Not many 26-year-olds have the opportunity to manage 1,000 employees or to invest tens of million yuan. But Sheng Jingsheng had the luck.
Sheng, president of the suit-making empire Romon Group Co Ltd, believes it was, however, less luck and more courage and responsibility.
"As the second generation of the founder of my enterprise, I compete with my heart, intelligence and capability. It is not a shining job at all," Sheng says.
Looking older than his age, Sheng appears to be an introvert. He is not talkative, and he is very cautious answering every question asked by the media. For a long time, he lived under the shadow of his father, Sheng Junhai who founded Romon in 1984, producing formal suits.
"It takes time and effort to overtake my father's achievements," Sheng says. "And during this period of time, I have been under a lot of pressure from all areas."
Sheng is actually a bit too modest.
Let's compare Romon now and then. In 10 years' time, Romon's output has grown from 200,000 to over 2 million suits; employees have increased tenfold to 10,000; and Romon's revenues have skyrocketed to 2 billion yuan, 40 times higher than it was under his father's management.
In the meantime, Romon has won many awards including honors from China Top Brand, Well-known Mark and National Inspection-free Products.
Sheng is of course delighted and proud of Romon's success. But he always immediately pulls himself together. "The competition is getting fierce. I still have to get up early in the morning to go to work," he says.
Sheng says he feels three mountains on his shoulder: being responsible for his father, and the career the father has established; being responsible for the company, and the staff; and the "face" which he does not want to lose in front of people.
"At the moment, Romon's daily output stands at 7,000 suits. It will be a disaster if we don't have additional orders for half a month," Sheng says. Similar problems like that often worry Sheng, who often stays awake in the pre-dawn hours wondering what Romon's next step should be.
Sheng was not a novice when he took over the company. He began working at Romon at the age of 18, while he was still in school. At the age of 20, he was a director of marketing and later rotated in almost all the departments to get first-hand experience.
At 26, the second generation was offered the top job and began carrying out a series of reforms. He invested 80 million yuan to improve the manufacturing equipment and spent another 3 million on three sets of computer controlled measuring machines to begin tailor-made service in major cities such as Beijing and Shanghai. His ambition is for Romon to develop 100,000 regular customers within three years.
Sheng shut down six subsidiaries whose sales revenue could not reach 2 million yuan to improve the sales network.
Within the first year, he opened 100 boutiques, 100 department store counters and 100 distributors, on top of the former 200 outlets.

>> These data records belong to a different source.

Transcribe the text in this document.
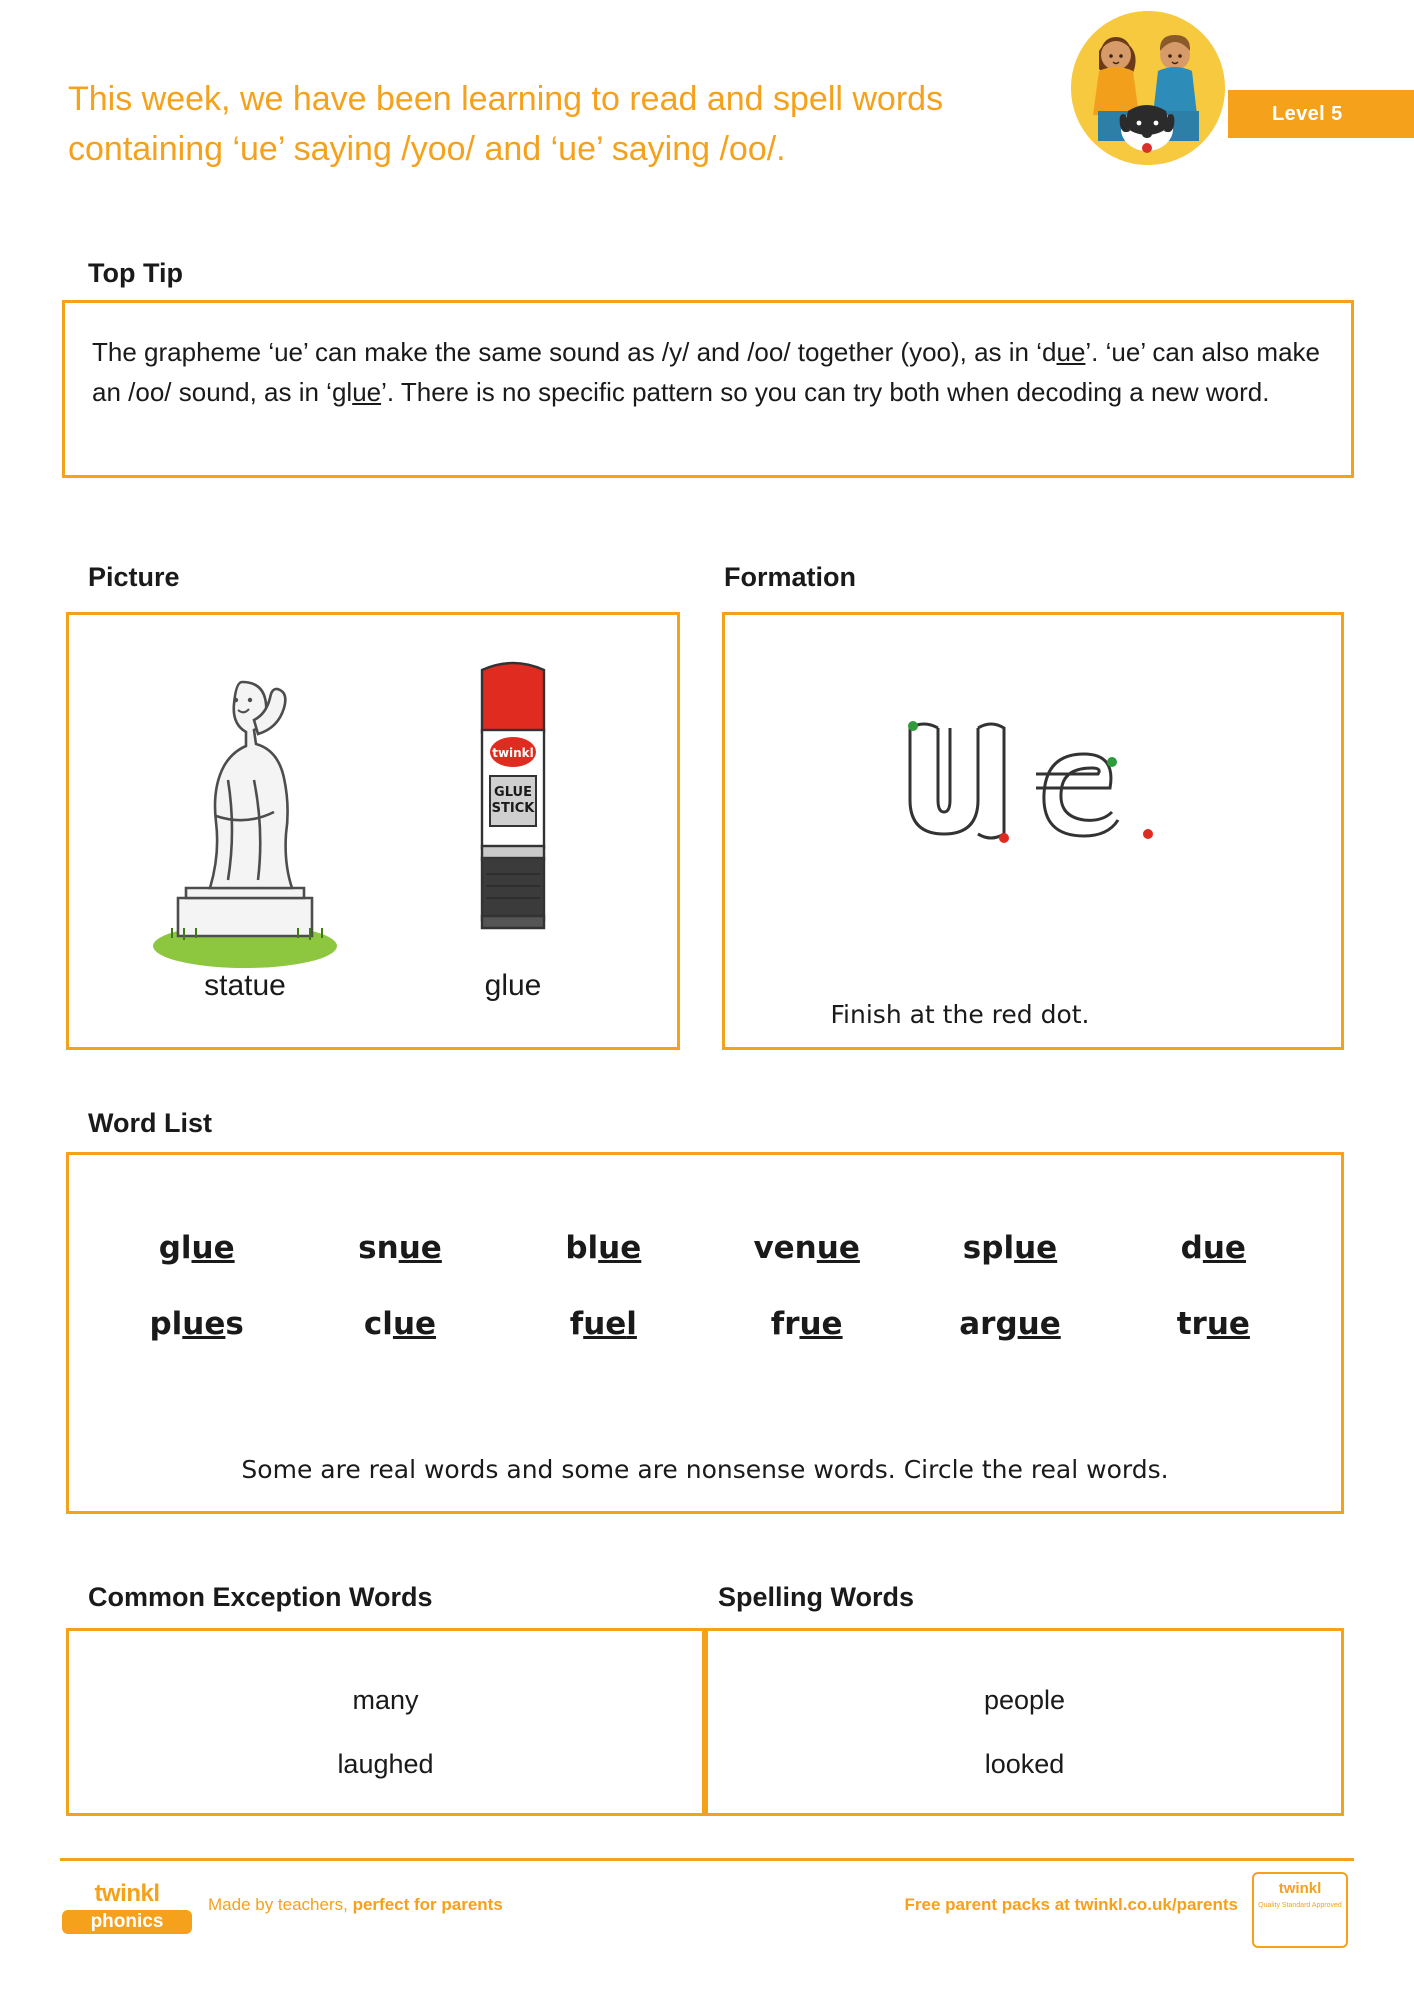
This week, we have been learning to read and spell words containing ‘ue’ saying /yoo/ and ‘ue’ saying /oo/.
Level 5
Top Tip
The grapheme ‘ue’ can make the same sound as /y/ and /oo/ together (yoo), as in ‘due’. ‘ue’ can also make an /oo/ sound, as in ‘glue’. There is no specific pattern so you can try both when decoding a new word.
Picture
statue
twinkl
GLUE
STICK
glue
Formation
Finish at the red dot.
Word List
glue	snue	blue	venue	splue	due
plues	clue	fuel	frue	argue	true
Some are real words and some are nonsense words. Circle the real words.
Common Exception Words	Spelling Words
many
laughed
people
looked
twinkl
phonics
Made by teachers, perfect for parents	Free parent packs at twinkl.co.uk/parents
twinkl
Quality Standard Approved
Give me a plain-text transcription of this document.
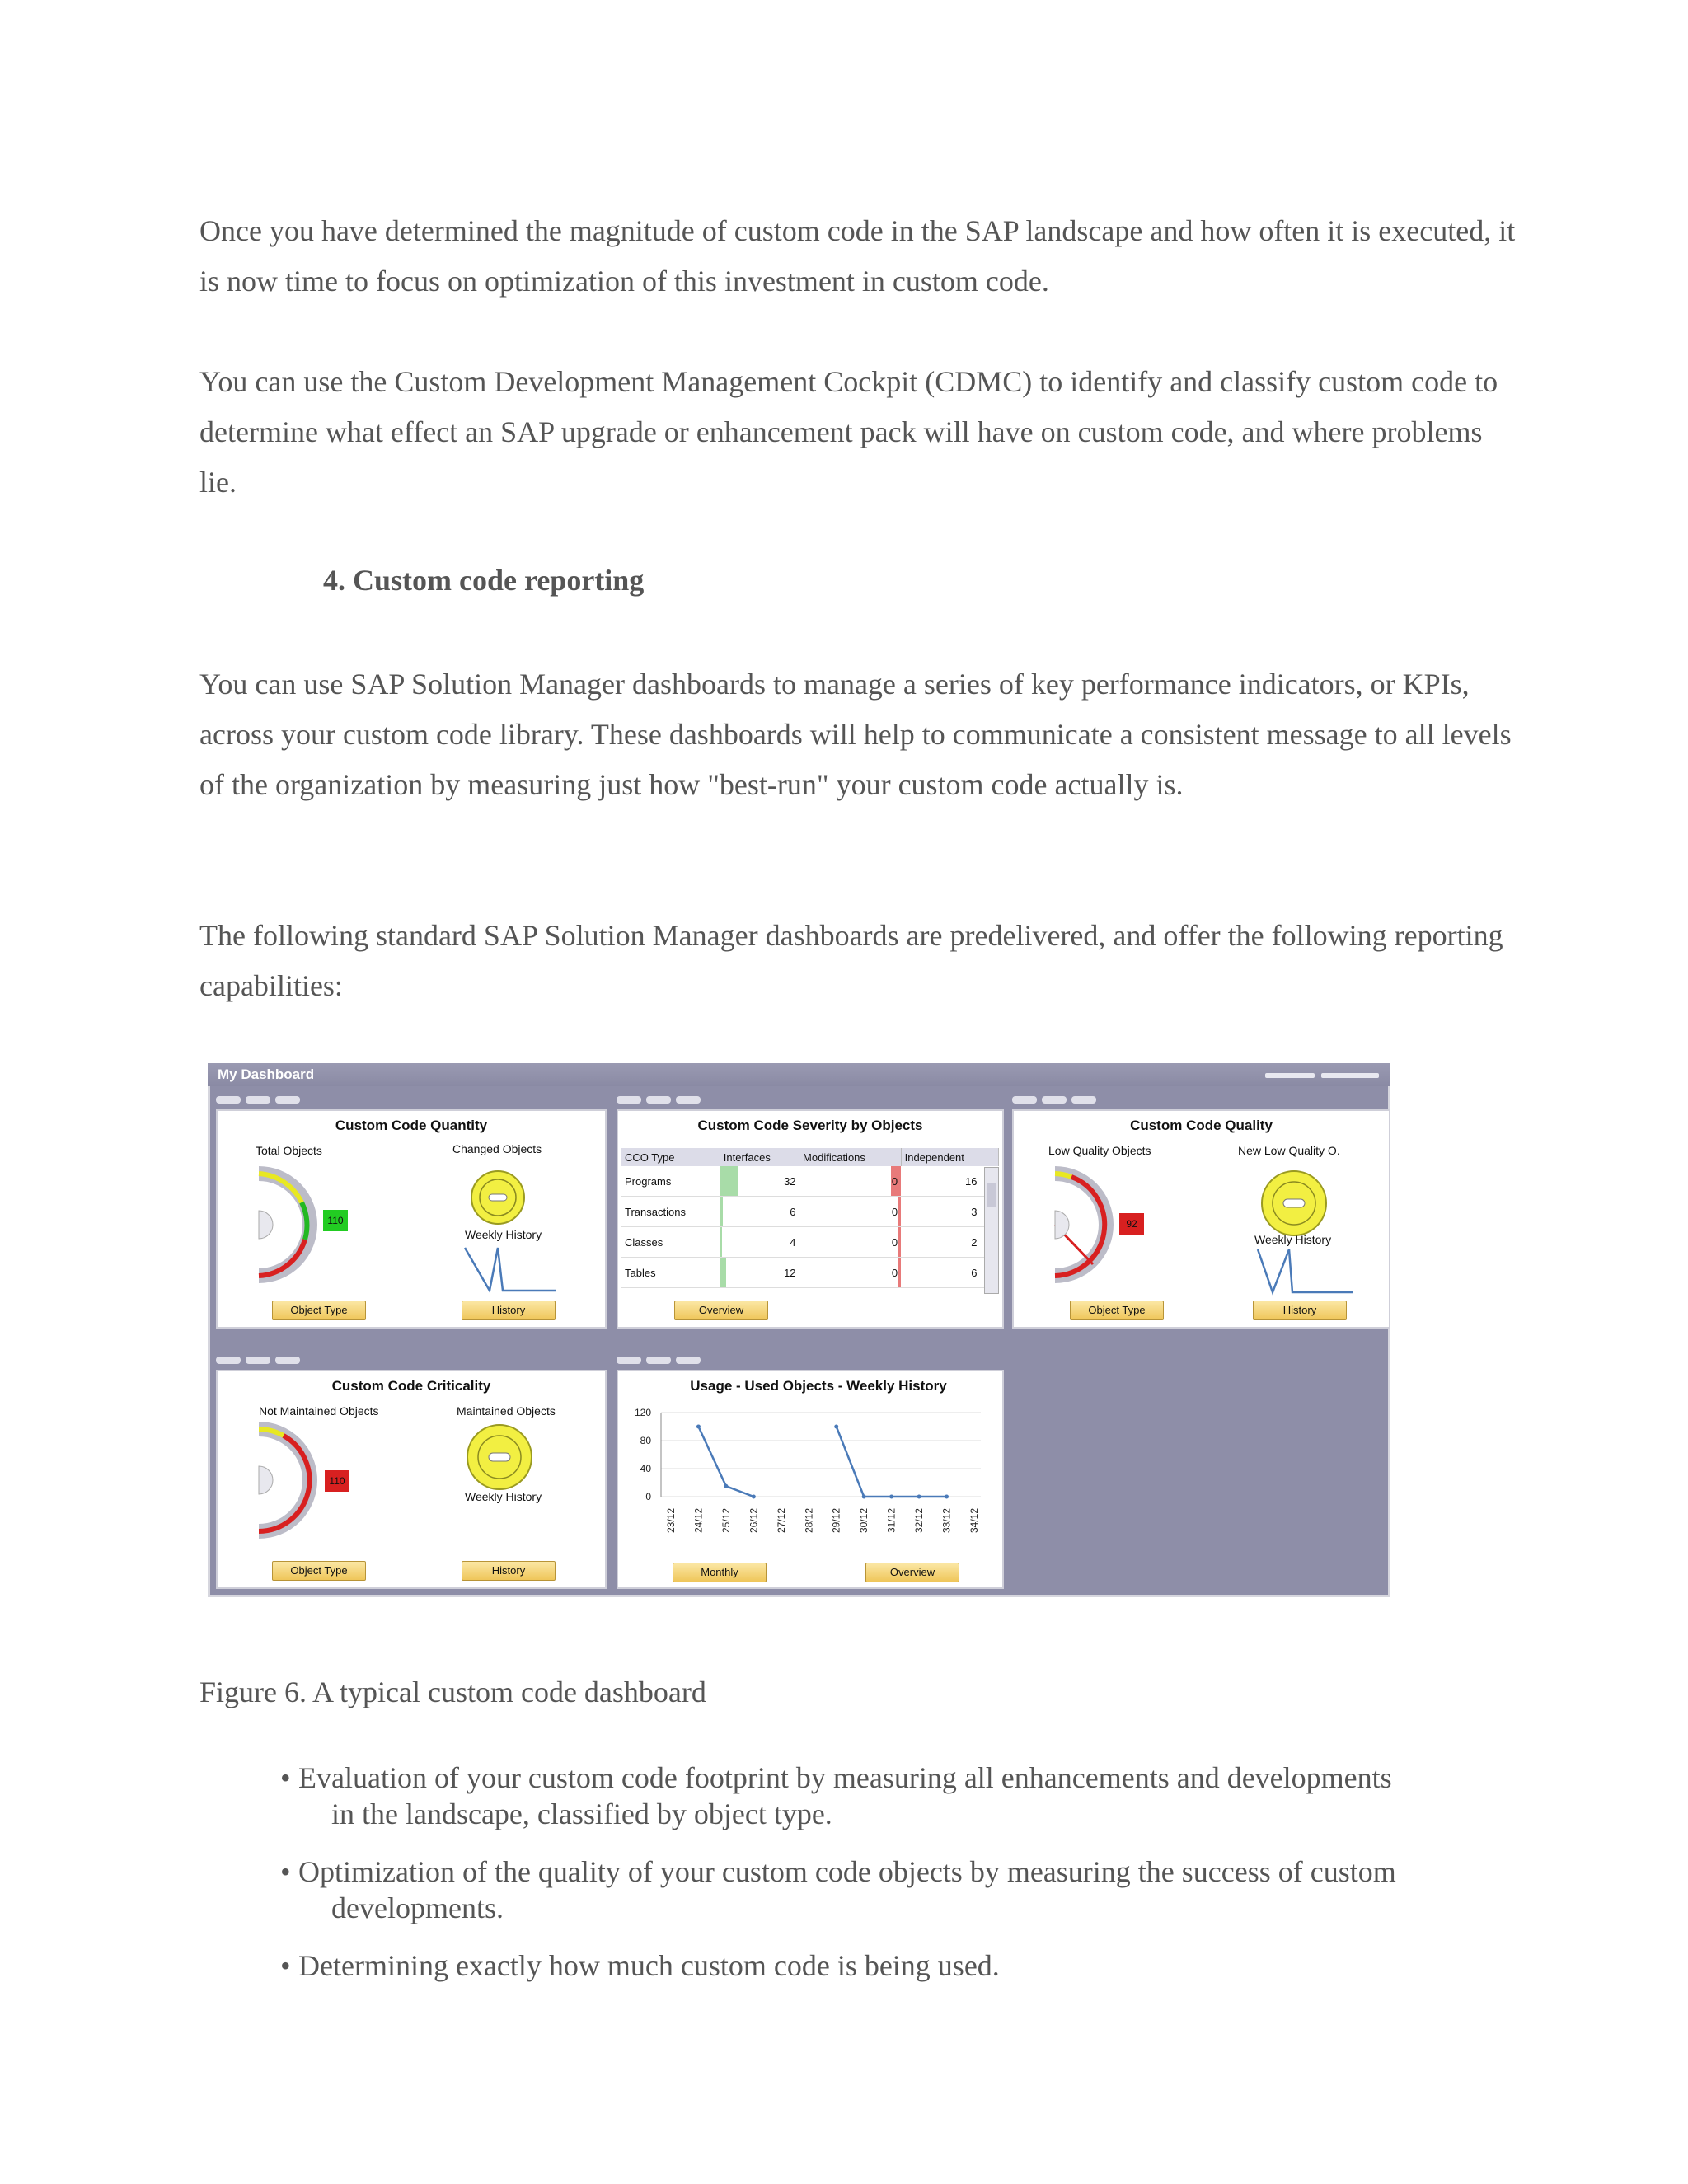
Once you have determined the magnitude of custom code in the SAP landscape and how often it is executed, it is now time to focus on optimization of this investment in custom code.

You can use the Custom Development Management Cockpit (CDMC) to identify and classify custom code to determine what effect an SAP upgrade or enhancement pack will have on custom code, and where problems lie.

4. Custom code reporting

You can use SAP Solution Manager dashboards to manage a series of key performance indicators, or KPIs, across your custom code library. These dashboards will help to communicate a consistent message to all levels of the organization by measuring just how "best-run" your custom code actually is.

The following standard SAP Solution Manager dashboards are predelivered, and offer the following reporting capabilities:

My Dashboard
Custom Code Quantity
Total Objects	Changed Objects
110
Weekly History
Object Type	History
Custom Code Severity by Objects
CCO Type	Interfaces	Modifications	Independent
Programs	32	0	16
Transactions	6	0	3
Classes	4	0	2
Tables	12	0	6
Overview
Custom Code Quality
Low Quality Objects	New Low Quality O.
92
Weekly History
Object Type	History
Custom Code Criticality
Not Maintained Objects	Maintained Objects
110
Weekly History
Object Type	History
Usage - Used Objects - Weekly History
0
40
80
120
23/12 24/12 25/12 26/12 27/12 28/12 29/12 30/12 31/12 32/12 33/12 34/12
Monthly	Overview

Figure 6. A typical custom code dashboard

• Evaluation of your custom code footprint by measuring all enhancements and developments
in the landscape, classified by object type.
• Optimization of the quality of your custom code objects by measuring the success of custom
developments.
• Determining exactly how much custom code is being used.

He set up a competitive mechanism that guaranteed that each year 10 percent of the outlets with the poorest performance would be closed. For that effort, he spent 50 million yuan.
At the moment, the company has around 1,500 points of sales and 600 local distributors across the country. Romon also has six offices overseas in countries such as the United States, Japan, Italy and France. The Romon brand is registered in over 20 countries and regions.
With the increasing competition in the service sector, more banks and other financial institutions have realized the importance of their staff dressing well and the result has been an increase in Romon's sales of professional uniforms.
Uniform sales, which take 30 percent of Romon's business, have grown by 50 percent in the past two years. Sheng also spent 3 million yuan on hiring Liu Yang, one of China's top 10 designers, to develop female professional uniforms for Romon.
On top of the core business of formal suits and shirts, Sheng has cashed in on the global casual wear trend with lines of T-shirts, jeans and informal trousers.
"We have a quick reaction to market demand," he says. Suits account for 40-50 percent of Romon's total revenue, compared with over 80 percent before Sheng took over the company.
Five years ago, Sheng branched into women's wear by forming a joint venture with a South Korean company, launching a brand called XLMS. The brand is now sold in over 10 provinces, autonomous regions and municipalities in China.
Sheng's ambition now is to make Romon China's top male fashion brand within five years and he is spending 50 million yuan on ads in Central China Television (CCTV) to help make that happen.